Comparative study of the immunohistochemical expression of tissue inhibitors of metalloproteinases 1 and 2 between clearly invasive carcinomas and "in situ" trophoblast invasion.

Tissue inhibitors of metalloproteinases (TIMPs) play an important role in extracellular matrix homeostasis by regulating MMP activity. Although they were initially considered inhibitors of tumor growth and metastasis, recently their role in cancer progression has been controversial. The aim of our study was to compare the immunohistochemical expression of TIMP1 and TIMP2 between an uncontrollably invasive phenomenon (cancer) and an "in situ" process (trophoblast invasion) in an effort to assess any differential role of these molecules between these two distinct phenomena and therefore to understand better their contribution in cancer invasion and migration. We performed an immunohistochemical analysis of 50 carcinomas (colorectal, gastric, breast, pulmonary, and renal) and 40 first trimester gestations. The marker expression was evaluated semiquantitatively, separately in cancer parenchymal and trophoblastic cells as well as in malignant stromal and decidual cells, according to a percentage scale (0, <10, 10-50, and >50%) and according to staining intensity (0, +, ++, and +++). Our results showed that there was no statistically significant difference in TIMP1 expression between cancer parenchymal cells and trophoblastic cells. On the other hand, TIMP1 was expressed more often in decidual cells than in cancer stromal cells.

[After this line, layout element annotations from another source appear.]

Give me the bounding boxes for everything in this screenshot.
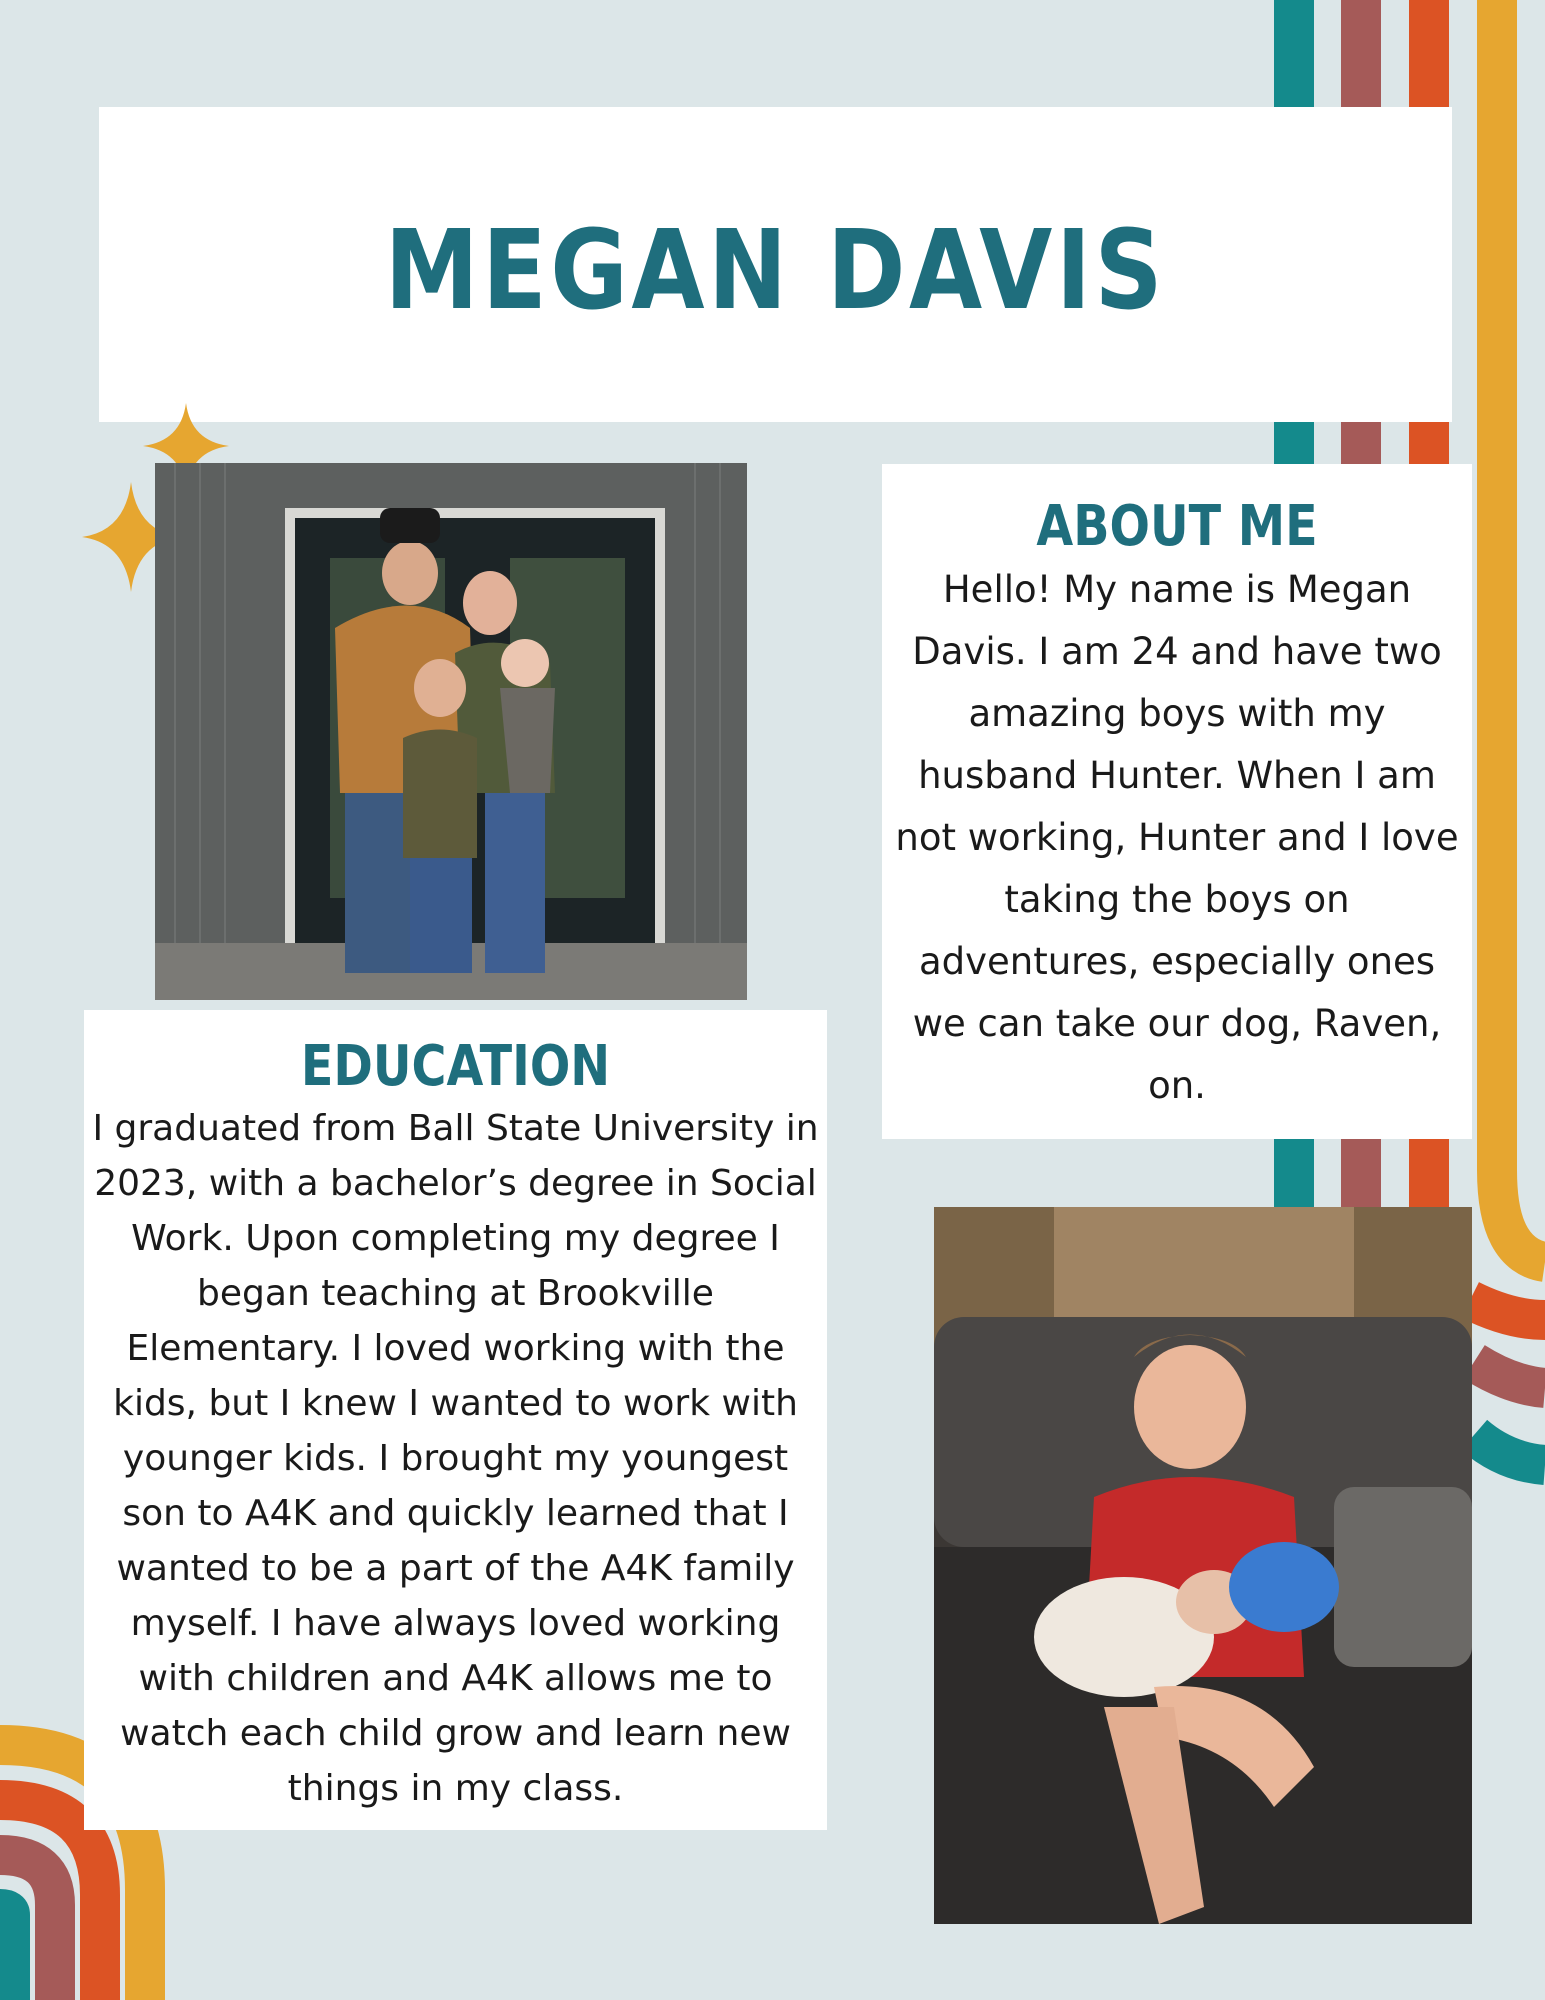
education-heading: EDUCATION bbox=[300, 1034, 611, 1099]
brothers-photo bbox=[934, 1207, 1472, 1924]
family-photo bbox=[155, 463, 747, 1000]
title-card bbox=[99, 107, 1452, 422]
education-card bbox=[84, 1010, 827, 1830]
about-me-text: Hello! My name is Megan Davis. I am 24 and have two amazing boys with my husband Hunter. When I am not working, Hunter and I love taking the boys on adventures, especially ones we can take our dog, Raven, on. bbox=[895, 568, 1459, 1107]
page-title: MEGAN DAVIS bbox=[384, 205, 1167, 334]
about-me-card bbox=[882, 464, 1472, 1139]
about-me-heading: ABOUT ME bbox=[1036, 494, 1318, 559]
education-text: I graduated from Ball State University in 2023, with a bachelor’s degree in Social Work. Upon completing my degree I began teaching at Brookville Elementary. I loved working with the kids, but I knew I wanted to work with younger kids. I brought my youngest son to A4K and quickly learned that I wanted to be a part of the A4K family myself. I have always loved working with children and A4K allows me to watch each child grow and learn new things in my class. bbox=[92, 1108, 819, 1809]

Immunostaining for TIMP2 was more extensive and intense both in trophoblastic and decidual cells than in cancer parenchymal and stromal cells, respectively. The reduced expression of TIMP2 in metastatic carcinomas by comparison with non-metastatic gestation specimens underlines its importance in cancer invasion and migration. On the other hand, TIMP1 was more expressed in decidua than cancer stroma, but at the same time showed no statistically significant difference between cancer parenchyma and trophoblasts, highlighting its multifunctional activity in cancer progression.